Happiness in Lockdown

Much is being said about the importance of happiness and we all know that a positive mindset is helpful, but what exactly is happiness?

As Russ Harris, in his excellent book, The Happiness Trap states, “we all want it, we all crave it and even the Dalai Lama has said, “the very purpose of life is to seek happiness”. The word happiness has two very different meanings, the common meaning of the word is “feeling good”, the far less common meaning is “living a rich, full and meaningful life”. The reality though, is that life involves pain, and whilst we can’t avoid it, we can learn to handle it better.

Some of you will already have seen the brilliant Action for Happiness programme, which I’d encourage us all to try but here are some other simple tips that you could think about too.

Dr Danny Penman, in his beautifully crafted book, The Art of Breathing suggests that happiness is fleeting whilst unhappiness lingers, it’s called the ‘negativity bias’ and it is hardwired into the very core of our being. It can skew our perception and makes the world seem far bleaker than it is. The brain can routinely trick us, but we can redress the balance by doing the following.

Exercise, release those feel good hormones! Get some sun. Move your workout outdoors to maximize your serotonin boost.

Time it. Aim for at least 30 minutes of aerobic exercise. Any amount of physical activity has health benefits, but research associates endorphin release with continued exercise rather than short bursts of activity.

Exercise has multiple physical health benefits. It can also have a positive impact on emotional well-being. If you’ve heard of a “runner’s high,” you might already know about the link between exercise and endorphin release.

But exercise doesn’t just work on endorphins. Regular physical activity can also increase your dopamine and serotonin levels, making it a great option to boost your happy hormones.

Do you ever feel a longing to be somewhere other than where you are right now? (not geographically, although like me, you might be dreaming of a beach right now) As Danielle Marchant in her book, Pause, suggests, it’s sometimes more about an inner sense that you’re not where you want to be. Perhaps a longing to feel happier, more peaceful, more contented, while in your day to day reality you are anxious, hurried and at times overwhelmed?

Well, you have some choice. By challenging the unhelpful thoughts, you can find some freedom from them. Ask yourself, is this a thought, or a fact? What is the evidence that this thought is true? It’s possible but is it likely? Do I gain anything useful from listening to this thought again?

Write your thoughts down to help process them and to let them go.
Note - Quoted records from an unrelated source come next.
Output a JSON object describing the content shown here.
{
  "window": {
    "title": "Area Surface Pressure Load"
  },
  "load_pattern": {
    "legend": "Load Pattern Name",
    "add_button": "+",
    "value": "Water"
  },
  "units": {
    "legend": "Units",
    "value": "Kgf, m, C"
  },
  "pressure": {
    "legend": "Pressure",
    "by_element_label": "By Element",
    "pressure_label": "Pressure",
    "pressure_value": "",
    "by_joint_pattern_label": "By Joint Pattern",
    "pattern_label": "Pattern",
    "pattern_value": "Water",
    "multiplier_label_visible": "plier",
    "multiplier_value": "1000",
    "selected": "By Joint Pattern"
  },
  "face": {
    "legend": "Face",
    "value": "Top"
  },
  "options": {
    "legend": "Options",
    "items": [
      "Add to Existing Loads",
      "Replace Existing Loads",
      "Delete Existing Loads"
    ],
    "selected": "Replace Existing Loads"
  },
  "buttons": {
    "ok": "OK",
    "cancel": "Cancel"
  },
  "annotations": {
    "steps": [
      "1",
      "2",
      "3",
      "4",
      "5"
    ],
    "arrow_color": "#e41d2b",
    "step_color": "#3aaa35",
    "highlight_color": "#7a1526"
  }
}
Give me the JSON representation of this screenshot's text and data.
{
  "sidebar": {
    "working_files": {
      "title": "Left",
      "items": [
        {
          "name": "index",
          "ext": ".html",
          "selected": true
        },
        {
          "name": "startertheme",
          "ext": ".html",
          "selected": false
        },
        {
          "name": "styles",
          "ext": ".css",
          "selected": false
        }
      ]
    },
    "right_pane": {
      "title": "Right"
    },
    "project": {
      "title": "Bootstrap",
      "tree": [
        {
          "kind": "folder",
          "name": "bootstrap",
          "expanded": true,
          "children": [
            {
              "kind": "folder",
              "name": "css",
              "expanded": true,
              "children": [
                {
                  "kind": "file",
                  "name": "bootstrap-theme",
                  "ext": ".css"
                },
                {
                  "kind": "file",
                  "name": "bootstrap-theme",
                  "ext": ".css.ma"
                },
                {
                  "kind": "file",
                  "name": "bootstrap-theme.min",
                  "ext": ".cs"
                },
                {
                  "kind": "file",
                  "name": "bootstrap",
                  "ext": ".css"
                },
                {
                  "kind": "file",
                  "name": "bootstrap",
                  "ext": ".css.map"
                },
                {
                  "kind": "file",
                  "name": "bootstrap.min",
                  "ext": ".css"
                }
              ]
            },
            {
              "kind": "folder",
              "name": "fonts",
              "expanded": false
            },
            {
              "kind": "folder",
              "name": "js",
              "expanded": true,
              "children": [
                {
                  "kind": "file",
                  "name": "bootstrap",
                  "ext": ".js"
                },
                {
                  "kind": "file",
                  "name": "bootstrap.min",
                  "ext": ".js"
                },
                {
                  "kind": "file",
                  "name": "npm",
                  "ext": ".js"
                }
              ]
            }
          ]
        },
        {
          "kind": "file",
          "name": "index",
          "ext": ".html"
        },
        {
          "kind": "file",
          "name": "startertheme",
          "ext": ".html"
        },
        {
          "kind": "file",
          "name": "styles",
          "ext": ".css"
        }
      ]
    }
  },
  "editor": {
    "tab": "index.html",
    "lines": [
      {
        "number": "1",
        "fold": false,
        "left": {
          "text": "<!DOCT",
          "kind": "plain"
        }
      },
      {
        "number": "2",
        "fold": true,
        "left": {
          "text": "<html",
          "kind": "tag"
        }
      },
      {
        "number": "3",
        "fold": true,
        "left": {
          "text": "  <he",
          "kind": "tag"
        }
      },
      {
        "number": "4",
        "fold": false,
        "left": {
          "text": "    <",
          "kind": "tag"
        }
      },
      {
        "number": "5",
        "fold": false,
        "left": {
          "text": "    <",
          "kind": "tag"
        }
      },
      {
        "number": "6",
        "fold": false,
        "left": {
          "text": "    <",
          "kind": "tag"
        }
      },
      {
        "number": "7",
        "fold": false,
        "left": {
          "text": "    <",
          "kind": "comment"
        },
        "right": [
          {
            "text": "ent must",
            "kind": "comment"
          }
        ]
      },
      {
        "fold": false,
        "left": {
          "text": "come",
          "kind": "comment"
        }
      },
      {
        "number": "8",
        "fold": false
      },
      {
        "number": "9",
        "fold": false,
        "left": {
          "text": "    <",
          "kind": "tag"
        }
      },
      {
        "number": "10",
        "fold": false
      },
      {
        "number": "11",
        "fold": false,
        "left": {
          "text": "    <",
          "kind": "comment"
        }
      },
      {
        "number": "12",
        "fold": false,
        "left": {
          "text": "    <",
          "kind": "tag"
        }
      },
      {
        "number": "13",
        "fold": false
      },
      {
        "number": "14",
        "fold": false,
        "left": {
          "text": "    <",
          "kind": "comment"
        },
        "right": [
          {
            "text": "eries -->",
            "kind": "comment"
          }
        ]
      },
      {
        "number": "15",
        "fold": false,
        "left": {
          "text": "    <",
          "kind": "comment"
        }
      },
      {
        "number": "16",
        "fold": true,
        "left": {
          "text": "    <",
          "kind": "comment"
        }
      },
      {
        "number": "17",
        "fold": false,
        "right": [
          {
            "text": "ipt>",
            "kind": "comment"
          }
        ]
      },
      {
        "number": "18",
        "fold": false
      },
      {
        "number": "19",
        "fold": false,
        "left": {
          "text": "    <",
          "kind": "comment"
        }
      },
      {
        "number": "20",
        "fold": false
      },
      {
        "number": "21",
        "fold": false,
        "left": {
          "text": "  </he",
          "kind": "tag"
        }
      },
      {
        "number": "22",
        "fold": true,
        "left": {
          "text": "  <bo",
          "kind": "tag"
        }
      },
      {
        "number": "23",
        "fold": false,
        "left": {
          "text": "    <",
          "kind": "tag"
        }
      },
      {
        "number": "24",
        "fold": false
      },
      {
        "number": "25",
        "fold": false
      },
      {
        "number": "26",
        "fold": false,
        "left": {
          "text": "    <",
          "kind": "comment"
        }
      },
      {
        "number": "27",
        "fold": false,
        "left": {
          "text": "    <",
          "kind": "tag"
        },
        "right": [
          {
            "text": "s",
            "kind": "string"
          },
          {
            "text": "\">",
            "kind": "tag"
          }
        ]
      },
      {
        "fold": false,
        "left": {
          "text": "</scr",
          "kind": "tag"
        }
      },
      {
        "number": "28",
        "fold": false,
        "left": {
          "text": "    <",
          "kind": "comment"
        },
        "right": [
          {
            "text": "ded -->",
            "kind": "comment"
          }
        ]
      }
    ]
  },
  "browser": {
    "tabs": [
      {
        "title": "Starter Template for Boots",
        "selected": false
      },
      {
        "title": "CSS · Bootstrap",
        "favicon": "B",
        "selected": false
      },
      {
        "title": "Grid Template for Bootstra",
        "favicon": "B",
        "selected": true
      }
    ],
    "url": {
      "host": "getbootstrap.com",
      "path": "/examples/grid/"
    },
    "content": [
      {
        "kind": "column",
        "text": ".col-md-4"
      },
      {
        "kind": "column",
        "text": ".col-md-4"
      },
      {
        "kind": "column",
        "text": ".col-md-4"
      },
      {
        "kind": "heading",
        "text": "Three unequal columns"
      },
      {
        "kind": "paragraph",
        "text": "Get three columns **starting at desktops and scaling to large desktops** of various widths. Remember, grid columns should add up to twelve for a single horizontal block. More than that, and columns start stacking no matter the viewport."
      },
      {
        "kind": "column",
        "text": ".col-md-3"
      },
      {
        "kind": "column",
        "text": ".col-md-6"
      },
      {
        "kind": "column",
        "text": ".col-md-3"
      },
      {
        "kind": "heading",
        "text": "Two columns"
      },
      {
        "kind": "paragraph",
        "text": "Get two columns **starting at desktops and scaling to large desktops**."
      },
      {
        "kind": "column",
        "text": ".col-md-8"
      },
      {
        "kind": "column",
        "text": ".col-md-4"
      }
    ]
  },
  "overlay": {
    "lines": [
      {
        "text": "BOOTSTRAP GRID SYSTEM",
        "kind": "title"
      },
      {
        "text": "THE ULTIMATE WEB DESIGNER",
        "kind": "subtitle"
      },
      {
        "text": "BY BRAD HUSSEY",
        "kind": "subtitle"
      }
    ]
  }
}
Can you balance the negativity by committing to paper 3 things each day that you are grateful for or happy memories, pop them in a jar and read them back when you are feeling low.

Whatever we do or feel, our breath responds to it, when we’re in a rush our breath quickens, and when we panic the breath shortens, if we hear sad news we are likely to hold our breath, or in an awkward situation we tighten the breath – but when we hear soothing music, see someone we love (this can work virtually too!) or step in to nature, our breathing responds by deepening.

When we allow the breath to flow more deeply we really do begin a chain reaction for positive change and health, the benefits of breathing naturally and deeply are all encompassing and support every facet of our mind and body.

The book that I referred to in my introduction, The Happiness Trap really is an excellent resource for anyone struggling with stress, anxiety and depression. There is a website of the same name also with free downloadable resources that I would recommend too. As ever, we are all here to support you and if any of the girls feel a sense of overwhelm, please don’t hesitate to reach out for support.